2. Coefficients \( \theta \) are estimated using techniques such as:
   - **Ordinary Least Squares (OLS)** (via closed-form solution with matrix algebra)
   - **Gradient Descent** (an optimization-based approach)

---

## 🧮 Example Calculation

Suppose we have:

- \( \theta_0 = 125 \), \( \theta_1 = 6.2 \), \( \theta_2 = 14 \)  
- A car with:  
  - Engine size = 2.4  
  - Cylinders = 4  

Then:

$$
\hat{y} = 125 + 6.2 \cdot 2.4 + 14 \cdot 4 = 214.1
$$

---

## 📉 Model Evaluation

Residual error for one record:

$$
\text{Residual}_i = y_i - \hat{y}_i
$$

Average squared residuals:

$$
\text{MSE} = \frac{1}{n} \sum_{i=1}^{n} (y_i - \hat{y}_i)^2
$$

Objective: **Minimize the MSE** to find the best-fit parameters.

---

## 🧠 Advanced: Optimization with Gradient Descent

- Start with random coefficients
- Iteratively minimize error using the gradient of the loss function
- Useful for large datasets where matrix inversion (used in OLS) is expensive

---

## ⚖️ Simple vs.
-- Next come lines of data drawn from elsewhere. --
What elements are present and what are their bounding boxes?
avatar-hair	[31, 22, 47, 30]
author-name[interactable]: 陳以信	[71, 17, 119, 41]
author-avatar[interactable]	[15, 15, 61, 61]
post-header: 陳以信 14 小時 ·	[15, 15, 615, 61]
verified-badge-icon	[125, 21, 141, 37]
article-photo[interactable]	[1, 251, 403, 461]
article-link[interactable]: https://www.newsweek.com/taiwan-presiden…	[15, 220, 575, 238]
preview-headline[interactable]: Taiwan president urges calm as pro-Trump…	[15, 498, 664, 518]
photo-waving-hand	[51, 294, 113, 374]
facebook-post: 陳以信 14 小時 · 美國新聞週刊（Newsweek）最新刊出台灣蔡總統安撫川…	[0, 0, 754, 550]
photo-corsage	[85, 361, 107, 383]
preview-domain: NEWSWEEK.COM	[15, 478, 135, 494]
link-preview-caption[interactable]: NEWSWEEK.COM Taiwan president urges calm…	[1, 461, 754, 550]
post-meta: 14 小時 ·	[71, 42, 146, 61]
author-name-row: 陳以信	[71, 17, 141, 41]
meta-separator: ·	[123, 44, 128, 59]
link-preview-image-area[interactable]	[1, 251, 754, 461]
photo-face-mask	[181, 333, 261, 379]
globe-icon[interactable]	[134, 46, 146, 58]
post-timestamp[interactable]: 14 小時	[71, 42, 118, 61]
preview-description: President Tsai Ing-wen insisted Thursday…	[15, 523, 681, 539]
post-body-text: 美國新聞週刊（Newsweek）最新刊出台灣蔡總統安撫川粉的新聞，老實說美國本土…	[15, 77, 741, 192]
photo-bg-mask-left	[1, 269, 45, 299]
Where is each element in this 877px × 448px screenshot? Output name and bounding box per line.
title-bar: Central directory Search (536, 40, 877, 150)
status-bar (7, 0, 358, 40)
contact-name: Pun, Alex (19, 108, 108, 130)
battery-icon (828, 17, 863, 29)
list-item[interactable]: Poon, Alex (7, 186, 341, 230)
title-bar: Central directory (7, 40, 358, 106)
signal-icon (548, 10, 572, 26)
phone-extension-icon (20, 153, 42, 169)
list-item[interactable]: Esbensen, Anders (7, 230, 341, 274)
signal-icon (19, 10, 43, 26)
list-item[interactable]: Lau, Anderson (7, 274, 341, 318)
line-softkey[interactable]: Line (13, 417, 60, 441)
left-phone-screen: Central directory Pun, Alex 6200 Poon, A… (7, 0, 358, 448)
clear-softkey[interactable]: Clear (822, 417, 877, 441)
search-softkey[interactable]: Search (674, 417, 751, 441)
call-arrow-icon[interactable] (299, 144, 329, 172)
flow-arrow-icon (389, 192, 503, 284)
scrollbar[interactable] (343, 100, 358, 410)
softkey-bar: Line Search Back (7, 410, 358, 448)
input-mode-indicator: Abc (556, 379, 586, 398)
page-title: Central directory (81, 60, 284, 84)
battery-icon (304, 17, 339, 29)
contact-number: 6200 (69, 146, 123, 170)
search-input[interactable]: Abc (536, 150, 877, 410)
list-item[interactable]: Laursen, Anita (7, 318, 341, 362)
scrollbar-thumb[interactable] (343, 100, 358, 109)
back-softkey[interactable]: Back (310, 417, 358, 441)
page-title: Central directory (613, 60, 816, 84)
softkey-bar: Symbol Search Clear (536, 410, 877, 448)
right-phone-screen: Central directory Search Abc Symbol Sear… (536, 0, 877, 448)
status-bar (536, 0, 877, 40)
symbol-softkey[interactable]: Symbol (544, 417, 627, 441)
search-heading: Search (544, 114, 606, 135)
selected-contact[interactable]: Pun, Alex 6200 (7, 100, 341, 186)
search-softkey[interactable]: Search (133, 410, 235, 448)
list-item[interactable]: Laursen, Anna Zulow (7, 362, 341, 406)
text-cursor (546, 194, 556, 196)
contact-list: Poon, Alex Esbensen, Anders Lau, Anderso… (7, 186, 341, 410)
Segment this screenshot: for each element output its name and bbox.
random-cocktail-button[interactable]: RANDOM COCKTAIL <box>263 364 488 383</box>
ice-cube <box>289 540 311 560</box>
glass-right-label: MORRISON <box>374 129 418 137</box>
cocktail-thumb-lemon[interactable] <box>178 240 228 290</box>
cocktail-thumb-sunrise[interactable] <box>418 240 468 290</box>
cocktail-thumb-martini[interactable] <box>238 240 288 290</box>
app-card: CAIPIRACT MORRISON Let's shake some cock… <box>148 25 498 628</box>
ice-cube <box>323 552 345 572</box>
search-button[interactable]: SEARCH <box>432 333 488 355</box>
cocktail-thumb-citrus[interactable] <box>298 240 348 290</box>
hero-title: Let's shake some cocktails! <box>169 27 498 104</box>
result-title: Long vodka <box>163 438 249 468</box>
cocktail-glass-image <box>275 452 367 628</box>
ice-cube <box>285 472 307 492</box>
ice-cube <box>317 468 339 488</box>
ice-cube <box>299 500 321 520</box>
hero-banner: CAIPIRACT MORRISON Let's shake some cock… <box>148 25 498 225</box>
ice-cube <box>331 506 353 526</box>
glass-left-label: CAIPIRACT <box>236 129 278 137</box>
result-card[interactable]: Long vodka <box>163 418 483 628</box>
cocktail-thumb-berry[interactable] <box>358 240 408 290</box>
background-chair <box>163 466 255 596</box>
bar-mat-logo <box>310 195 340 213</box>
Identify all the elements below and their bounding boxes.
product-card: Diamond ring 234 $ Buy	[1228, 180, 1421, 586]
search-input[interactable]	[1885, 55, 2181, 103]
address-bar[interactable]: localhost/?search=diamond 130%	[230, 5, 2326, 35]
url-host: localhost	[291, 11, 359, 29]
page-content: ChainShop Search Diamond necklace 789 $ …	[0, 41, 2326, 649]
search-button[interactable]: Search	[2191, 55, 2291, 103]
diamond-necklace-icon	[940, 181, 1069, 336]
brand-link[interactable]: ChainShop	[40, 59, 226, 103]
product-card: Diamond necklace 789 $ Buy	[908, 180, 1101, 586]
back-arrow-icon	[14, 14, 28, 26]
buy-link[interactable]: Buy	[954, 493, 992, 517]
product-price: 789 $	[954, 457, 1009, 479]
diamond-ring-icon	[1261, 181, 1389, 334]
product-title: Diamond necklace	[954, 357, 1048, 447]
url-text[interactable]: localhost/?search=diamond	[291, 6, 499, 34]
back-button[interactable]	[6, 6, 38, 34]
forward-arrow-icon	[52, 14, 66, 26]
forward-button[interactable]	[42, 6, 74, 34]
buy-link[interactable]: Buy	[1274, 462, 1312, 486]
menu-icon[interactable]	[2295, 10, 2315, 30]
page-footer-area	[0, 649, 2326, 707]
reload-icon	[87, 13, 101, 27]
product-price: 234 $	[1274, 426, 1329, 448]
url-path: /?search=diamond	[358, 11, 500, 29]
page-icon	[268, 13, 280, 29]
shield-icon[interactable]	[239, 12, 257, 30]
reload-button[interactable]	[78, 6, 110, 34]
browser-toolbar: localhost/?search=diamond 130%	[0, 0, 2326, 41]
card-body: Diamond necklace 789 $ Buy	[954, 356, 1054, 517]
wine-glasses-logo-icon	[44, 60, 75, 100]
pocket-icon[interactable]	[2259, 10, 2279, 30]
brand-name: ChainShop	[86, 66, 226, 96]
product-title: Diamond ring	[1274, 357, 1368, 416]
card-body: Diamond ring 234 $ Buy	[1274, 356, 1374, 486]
Multiple Linear Regression

| Aspect                | Simple Linear Regression | Multiple Linear Regression |
|-----------------------|--------------------------|-----------------------------|
| # of Features         | 1                        | 2 or more                   |
| Output                | Line                     | Plane or hyperplane         |
| Interpretability      | Very simple              | More complex                |
| Flexibility           | Limited                  | Higher modeling power       |

---

## ⚠️ Pitfalls of Multiple Linear Regression

- **Overfitting**: Too many features can make the model memorize instead of generalize.
- **Collinearity**: Features that are strongly correlated introduce instability in coefficient estimation.
- **Impossible Scenarios in What-If Analysis**: Changing one variable independently may not make sense if it's correlated with others.
- **Outliers**: Strongly affect model accuracy and coefficient estimates.

---

## 💡 Variable Selection Tips

To build a good MLR model:
- Avoid redundant (correlated) variables
- Use features that are **understood**, **controllable**, and **strongly correlated** with the target
- Encode categorical variables:
  - **Binary**: 0 = Manual, 1 = Automatic
  - **Multi-class**: Use one-hot encoding (Boolean flags)

---

## 📦 Real-World Applications

| Domain         | Example Use |
|----------------|-------------|
| **Education**  | Predict exam scores using time spent studying, attendance, anxiety levels, etc. |
| **Healthcare** | Estimate changes in blood pressure from BMI, age, and lifestyle |
| **Environment**| Predict CO₂ emissions using engine size, cylinders, and fuel consumption |
| **Finance**    | Forecast revenue using multiple economic indicators |

---

## ✅ Summary

- **MLR** is a powerful, interpretable method for predicting a continuous variable using multiple inputs.
- It's flexible but must be used with care to avoid **overfitting** and **collinearity issues**.
- Common estimation methods: **Ordinary Least Squares** and **Gradient Descent**.